The directive, among other things, states that any banking or non-banking financial institutions making an annual business turnover of over 100 million Utopian Dollars for the last two consecutive years would be classified as a Critical Sector Organization. All such organizations will have to implement an ISMS as mandated by the new Information Technology Act. In light of these changes, the management of S3 Inc. met and decided to abide by the new laws and regulations. They hired Mr. ISM as the Head of Information Security and tasked him with implementing the ISMS as required by the new laws and regulations.
Mr. ISM has started the work in earnest and has done a GAP analysis within the organization. One of the first things to be done is creating an Information Security Policy and the policy manual for the organization.

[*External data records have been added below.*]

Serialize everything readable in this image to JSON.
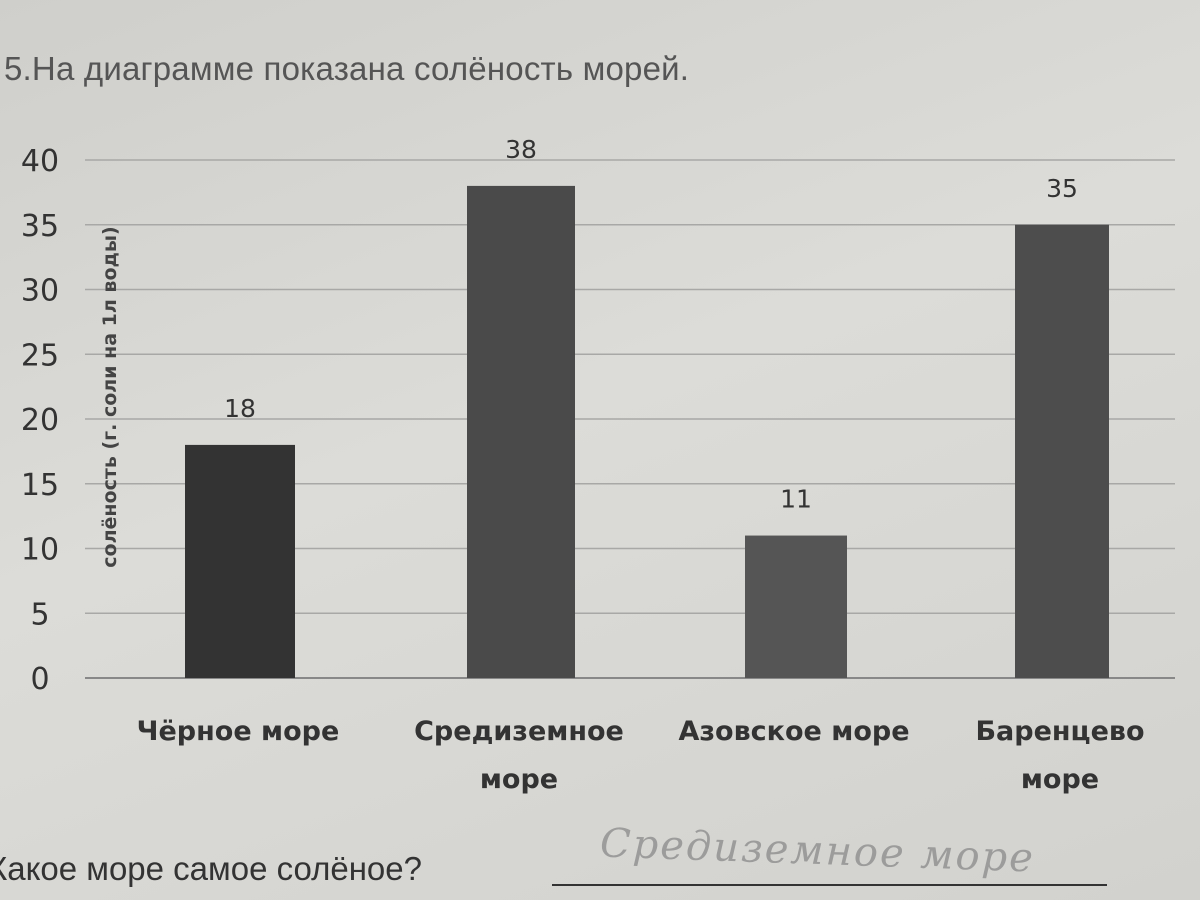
{
  "question": {
    "title": "5.На диаграмме показана солёность морей.",
    "prompt": "Какое море самое солёное?",
    "handwritten_answer": "Средиземное море"
  },
  "chart_data": {
    "type": "bar",
    "title": "",
    "ylabel": "солёность (г. соли на 1л воды)",
    "xlabel": "",
    "ylim": [
      0,
      40
    ],
    "yticks": [
      0,
      5,
      10,
      15,
      20,
      25,
      30,
      35,
      40
    ],
    "grid": true,
    "categories": [
      [
        "Чёрное море"
      ],
      [
        "Средиземное",
        "море"
      ],
      [
        "Азовское море"
      ],
      [
        "Баренцево",
        "море"
      ]
    ],
    "values": [
      18,
      38,
      11,
      35
    ],
    "value_labels": [
      "18",
      "38",
      "11",
      "35"
    ],
    "colors": [
      "#333333",
      "#4a4a4a",
      "#555555",
      "#4d4d4d"
    ]
  }
}
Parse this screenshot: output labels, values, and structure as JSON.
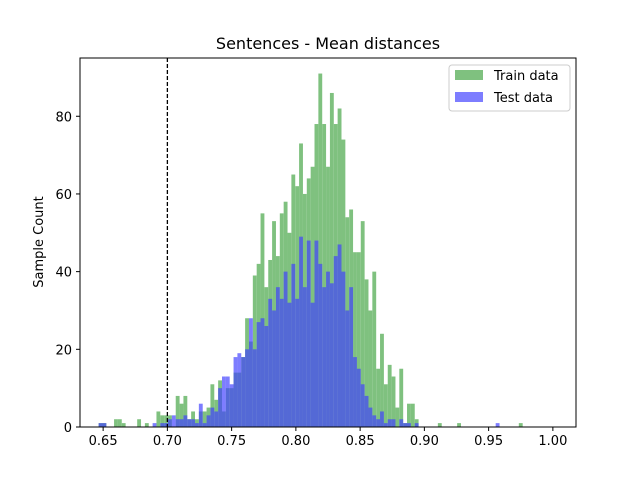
{
  "chart_data": {
    "type": "histogram",
    "title": "Sentences - Mean distances",
    "xlabel": "",
    "ylabel": "Sample Count",
    "xlim": [
      0.632,
      1.018
    ],
    "ylim": [
      0,
      95
    ],
    "xticks": [
      0.65,
      0.7,
      0.75,
      0.8,
      0.85,
      0.9,
      0.95,
      1.0
    ],
    "xtick_labels": [
      "0.65",
      "0.70",
      "0.75",
      "0.80",
      "0.85",
      "0.90",
      "0.95",
      "1.00"
    ],
    "yticks": [
      0,
      20,
      40,
      60,
      80
    ],
    "ytick_labels": [
      "0",
      "20",
      "40",
      "60",
      "80"
    ],
    "grid": false,
    "legend_position": "top-right",
    "bin_start": 0.6465,
    "bin_width": 0.003,
    "threshold_line": {
      "x": 0.7,
      "style": "dashed"
    },
    "series": [
      {
        "name": "Train data",
        "color": "#7fc17f",
        "values": [
          1,
          1,
          0,
          0,
          2,
          2,
          1,
          0,
          0,
          0,
          2,
          0,
          1,
          0,
          0,
          4,
          3,
          3,
          3,
          0,
          8,
          6,
          8,
          2,
          4,
          2,
          4,
          4,
          5,
          11,
          7,
          12,
          4,
          10,
          10,
          14,
          14,
          18,
          28,
          22,
          39,
          42,
          55,
          36,
          43,
          53,
          44,
          55,
          58,
          50,
          65,
          62,
          73,
          60,
          64,
          67,
          78,
          91,
          78,
          67,
          86,
          78,
          82,
          74,
          54,
          56,
          45,
          45,
          53,
          38,
          30,
          40,
          15,
          24,
          11,
          16,
          13,
          5,
          15,
          1,
          6,
          6,
          2,
          0,
          0,
          0,
          0,
          0,
          1,
          0,
          0,
          0,
          0,
          1,
          0,
          0,
          0,
          0,
          0,
          0,
          0,
          0,
          0,
          0,
          0,
          0,
          0,
          0,
          0,
          1
        ],
        "approximate": true
      },
      {
        "name": "Test data",
        "color": "#4040ff",
        "values": [
          1,
          1,
          0,
          0,
          0,
          0,
          0,
          0,
          0,
          0,
          0,
          0,
          0,
          0,
          1,
          0,
          1,
          1,
          2,
          3,
          2,
          2,
          3,
          2,
          2,
          1,
          6,
          1,
          3,
          5,
          4,
          10,
          13,
          13,
          11,
          18,
          19,
          18,
          20,
          28,
          20,
          27,
          28,
          26,
          33,
          30,
          36,
          33,
          40,
          32,
          42,
          33,
          49,
          36,
          48,
          32,
          48,
          42,
          36,
          40,
          37,
          44,
          47,
          40,
          30,
          36,
          18,
          15,
          11,
          8,
          5,
          3,
          2,
          4,
          1,
          2,
          2,
          0,
          2,
          1,
          1,
          0,
          1,
          0,
          0,
          0,
          0,
          0,
          0,
          0,
          0,
          0,
          0,
          0,
          0,
          0,
          0,
          0,
          0,
          0,
          0,
          0,
          0,
          1
        ],
        "approximate": true
      }
    ]
  }
}
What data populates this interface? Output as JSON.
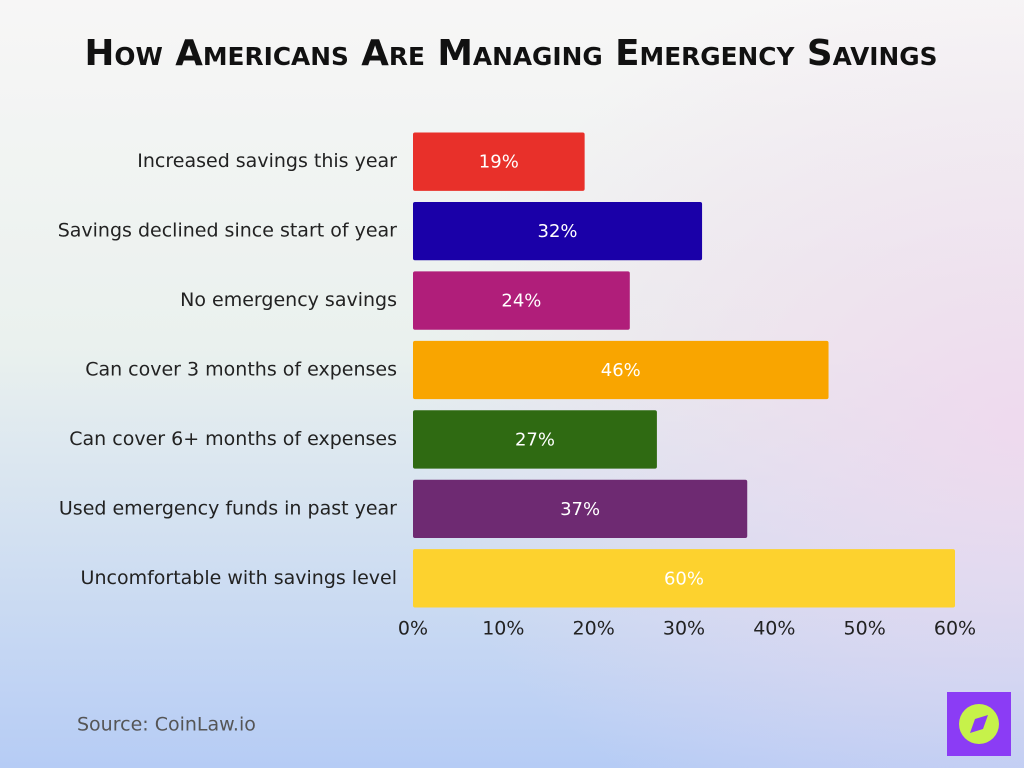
{
  "chart_data": {
    "type": "bar",
    "orientation": "horizontal",
    "title": "How Americans Are Managing Emergency Savings",
    "categories": [
      "Increased savings this year",
      "Savings declined since start of year",
      "No emergency savings",
      "Can cover 3 months of expenses",
      "Can cover 6+ months of expenses",
      "Used emergency funds in past year",
      "Uncomfortable with savings level"
    ],
    "values": [
      19,
      32,
      24,
      46,
      27,
      37,
      60
    ],
    "value_labels": [
      "19%",
      "32%",
      "24%",
      "46%",
      "27%",
      "37%",
      "60%"
    ],
    "colors": [
      "#e8302a",
      "#1a00a8",
      "#b01e7a",
      "#f9a500",
      "#2f6a12",
      "#6e2a72",
      "#fdd22e"
    ],
    "xlim": [
      0,
      60
    ],
    "xticks": [
      {
        "value": 0,
        "label": "0%"
      },
      {
        "value": 10,
        "label": "10%"
      },
      {
        "value": 20,
        "label": "20%"
      },
      {
        "value": 30,
        "label": "30%"
      },
      {
        "value": 40,
        "label": "40%"
      },
      {
        "value": 50,
        "label": "50%"
      },
      {
        "value": 60,
        "label": "60%"
      }
    ],
    "grid": false,
    "source": "Source: CoinLaw.io"
  }
}
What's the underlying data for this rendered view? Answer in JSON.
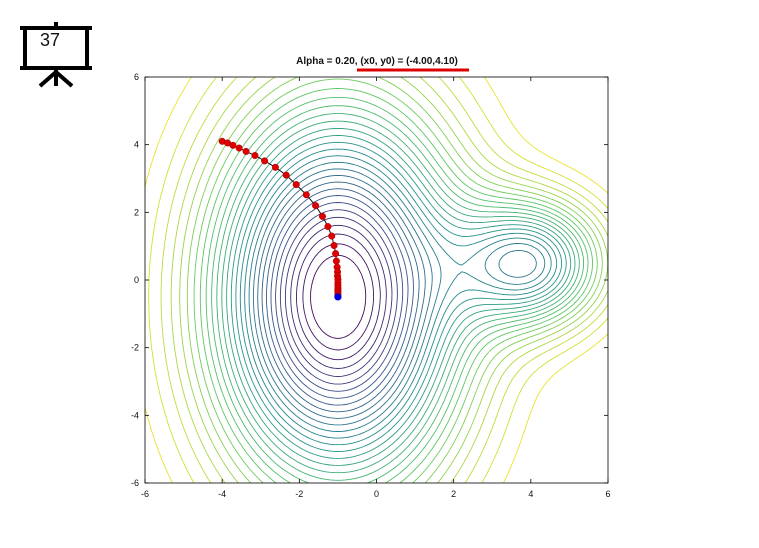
{
  "slide": {
    "number": "37"
  },
  "chart_data": {
    "type": "contour",
    "title": "Alpha = 0.20, (x0, y0) = (-4.00,4.10)",
    "title_emphasis": "(x0, y0) = (-4.00,4.10)",
    "xlim": [
      -6,
      6
    ],
    "ylim": [
      -6,
      6
    ],
    "xticks": [
      -6,
      -4,
      -2,
      0,
      2,
      4,
      6
    ],
    "yticks": [
      -6,
      -4,
      -2,
      0,
      2,
      4,
      6
    ],
    "xlabel": "",
    "ylabel": "",
    "grid": false,
    "colormap": "viridis",
    "colors": {
      "path_line": "#111111",
      "path_points": "#dd0000",
      "final_point": "#0000dd",
      "underline": "#dd0000"
    },
    "contour_sources": [
      {
        "center": [
          -1.0,
          -0.5
        ],
        "depth": 1.0,
        "sx": 2.2,
        "sy": 3.8
      },
      {
        "center": [
          4.0,
          0.5
        ],
        "depth": 0.55,
        "sx": 1.3,
        "sy": 1.3
      }
    ],
    "path": [
      [
        -4.0,
        4.1
      ],
      [
        -3.86,
        4.05
      ],
      [
        -3.72,
        3.98
      ],
      [
        -3.56,
        3.9
      ],
      [
        -3.38,
        3.8
      ],
      [
        -3.15,
        3.68
      ],
      [
        -2.9,
        3.52
      ],
      [
        -2.62,
        3.33
      ],
      [
        -2.34,
        3.1
      ],
      [
        -2.08,
        2.82
      ],
      [
        -1.82,
        2.52
      ],
      [
        -1.58,
        2.2
      ],
      [
        -1.4,
        1.88
      ],
      [
        -1.26,
        1.58
      ],
      [
        -1.16,
        1.3
      ],
      [
        -1.1,
        1.02
      ],
      [
        -1.06,
        0.78
      ],
      [
        -1.04,
        0.56
      ],
      [
        -1.02,
        0.38
      ],
      [
        -1.01,
        0.24
      ],
      [
        -1.01,
        0.12
      ],
      [
        -1.0,
        0.02
      ],
      [
        -1.0,
        -0.08
      ],
      [
        -1.0,
        -0.16
      ],
      [
        -1.0,
        -0.24
      ],
      [
        -1.0,
        -0.3
      ],
      [
        -1.0,
        -0.36
      ],
      [
        -1.0,
        -0.42
      ],
      [
        -1.0,
        -0.48
      ]
    ],
    "final_point": [
      -1.0,
      -0.5
    ]
  }
}
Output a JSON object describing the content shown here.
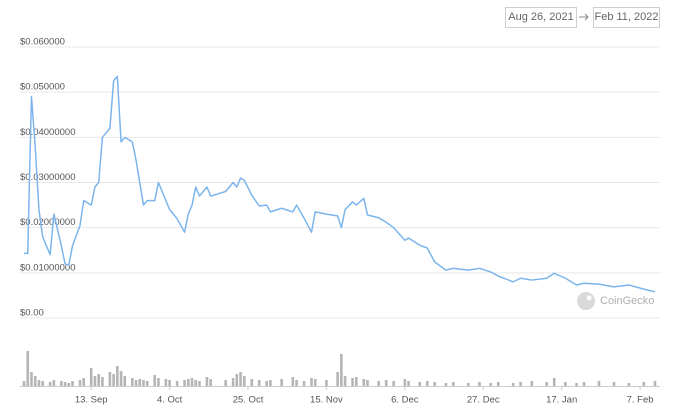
{
  "date_range": {
    "from": "Aug 26, 2021",
    "to": "Feb 11, 2022"
  },
  "chart_data": {
    "type": "line",
    "x": [
      "2021-08-26",
      "2021-08-27",
      "2021-08-28",
      "2021-08-29",
      "2021-08-30",
      "2021-08-31",
      "2021-09-02",
      "2021-09-03",
      "2021-09-05",
      "2021-09-06",
      "2021-09-07",
      "2021-09-08",
      "2021-09-10",
      "2021-09-11",
      "2021-09-13",
      "2021-09-14",
      "2021-09-15",
      "2021-09-16",
      "2021-09-18",
      "2021-09-19",
      "2021-09-20",
      "2021-09-21",
      "2021-09-22",
      "2021-09-24",
      "2021-09-25",
      "2021-09-26",
      "2021-09-27",
      "2021-09-28",
      "2021-09-30",
      "2021-10-01",
      "2021-10-03",
      "2021-10-04",
      "2021-10-06",
      "2021-10-08",
      "2021-10-09",
      "2021-10-10",
      "2021-10-11",
      "2021-10-12",
      "2021-10-14",
      "2021-10-15",
      "2021-10-19",
      "2021-10-21",
      "2021-10-22",
      "2021-10-23",
      "2021-10-24",
      "2021-10-26",
      "2021-10-28",
      "2021-10-30",
      "2021-10-31",
      "2021-11-03",
      "2021-11-06",
      "2021-11-07",
      "2021-11-09",
      "2021-11-11",
      "2021-11-12",
      "2021-11-15",
      "2021-11-18",
      "2021-11-19",
      "2021-11-20",
      "2021-11-22",
      "2021-11-23",
      "2021-11-25",
      "2021-11-26",
      "2021-11-29",
      "2021-12-01",
      "2021-12-03",
      "2021-12-06",
      "2021-12-07",
      "2021-12-10",
      "2021-12-12",
      "2021-12-14",
      "2021-12-17",
      "2021-12-19",
      "2021-12-23",
      "2021-12-26",
      "2021-12-29",
      "2021-12-31",
      "2022-01-04",
      "2022-01-06",
      "2022-01-09",
      "2022-01-13",
      "2022-01-15",
      "2022-01-18",
      "2022-01-21",
      "2022-01-23",
      "2022-01-27",
      "2022-01-31",
      "2022-02-04",
      "2022-02-08",
      "2022-02-11"
    ],
    "xlim": [
      "2021-08-26",
      "2022-02-11"
    ],
    "xticks": [
      {
        "value": "2021-09-13",
        "label": "13. Sep"
      },
      {
        "value": "2021-10-04",
        "label": "4. Oct"
      },
      {
        "value": "2021-10-25",
        "label": "25. Oct"
      },
      {
        "value": "2021-11-15",
        "label": "15. Nov"
      },
      {
        "value": "2021-12-06",
        "label": "6. Dec"
      },
      {
        "value": "2021-12-27",
        "label": "27. Dec"
      },
      {
        "value": "2022-01-17",
        "label": "17. Jan"
      },
      {
        "value": "2022-02-07",
        "label": "7. Feb"
      }
    ],
    "ylim": [
      0,
      0.06
    ],
    "yticks": [
      {
        "value": 0.06,
        "label": "$0.060000"
      },
      {
        "value": 0.05,
        "label": "$0.050000"
      },
      {
        "value": 0.04,
        "label": "$0.04000000"
      },
      {
        "value": 0.03,
        "label": "$0.03000000"
      },
      {
        "value": 0.02,
        "label": "$0.02000000"
      },
      {
        "value": 0.01,
        "label": "$0.01000000"
      },
      {
        "value": 0,
        "label": "$0.00"
      }
    ],
    "grid": true,
    "series": [
      {
        "color": "#7cb5ec",
        "values": [
          0.0143,
          0.0143,
          0.049,
          0.038,
          0.024,
          0.018,
          0.014,
          0.023,
          0.016,
          0.012,
          0.0117,
          0.016,
          0.0205,
          0.026,
          0.025,
          0.029,
          0.03,
          0.04,
          0.042,
          0.0525,
          0.0535,
          0.039,
          0.04,
          0.039,
          0.035,
          0.03,
          0.025,
          0.026,
          0.026,
          0.03,
          0.026,
          0.024,
          0.022,
          0.019,
          0.023,
          0.025,
          0.029,
          0.027,
          0.029,
          0.027,
          0.028,
          0.03,
          0.029,
          0.031,
          0.0305,
          0.0272,
          0.0248,
          0.025,
          0.0235,
          0.0243,
          0.0235,
          0.025,
          0.0221,
          0.019,
          0.0235,
          0.023,
          0.0226,
          0.02,
          0.024,
          0.0257,
          0.025,
          0.0265,
          0.0228,
          0.0222,
          0.0212,
          0.02,
          0.0172,
          0.0177,
          0.0161,
          0.0155,
          0.0124,
          0.0106,
          0.011,
          0.0106,
          0.011,
          0.0102,
          0.0093,
          0.008,
          0.0088,
          0.0084,
          0.0088,
          0.0099,
          0.0088,
          0.0073,
          0.0077,
          0.0075,
          0.0069,
          0.0073,
          0.0064,
          0.0058
        ]
      }
    ],
    "volume": {
      "color": "#b5b5b5",
      "ylim": [
        0,
        40
      ],
      "values": [
        5,
        35,
        14,
        10,
        6,
        5,
        4,
        6,
        5,
        4,
        3,
        5,
        6,
        8,
        18,
        10,
        12,
        9,
        14,
        12,
        20,
        15,
        10,
        8,
        6,
        7,
        6,
        5,
        11,
        8,
        7,
        6,
        5,
        6,
        7,
        8,
        6,
        5,
        9,
        7,
        6,
        8,
        12,
        14,
        10,
        7,
        6,
        5,
        6,
        7,
        9,
        6,
        5,
        8,
        7,
        6,
        14,
        32,
        10,
        8,
        9,
        7,
        6,
        5,
        6,
        5,
        7,
        5,
        4,
        5,
        4,
        3,
        4,
        3,
        4,
        3,
        4,
        3,
        4,
        5,
        4,
        8,
        4,
        3,
        4,
        5,
        4,
        3,
        4,
        5
      ]
    },
    "watermark": "CoinGecko"
  }
}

Before writing the Information Security Policy and the policy manual for the organization, Mr. ISM needs to understand the regulatory environment, the IT Law, any other relevant legislation that may be binding upon S3 Inc., its business, any relevant or binding regulations imposed by the sector regulator as part of their licensing, and any standards or policies from the parent/group company. Having understood the legal context, Mr. ISM needs to understand the business of S3 Inc. and its objectives (vision and mission), as this is critical for building an effective policy and procedures.
The most important document will be the Corporate Information Security Policy (CISP), which will set the tone for the information security program within S3 Inc. It will also establish the high-level objectives, program ownership, and accountabilities within S3 Inc. Further, a policy manual will be developed to support the CISP and the information security program. The policy manual will include sub-policies and procedures that will define in detail the various processes developed to support the information security program. For complex or technical processes, it may be helpful to issue additional guidelines to explain and clarify the process to the end-user. In some cases, the complex process may be broken down into tasks, and appropriate WI may be issued to execute these tasks.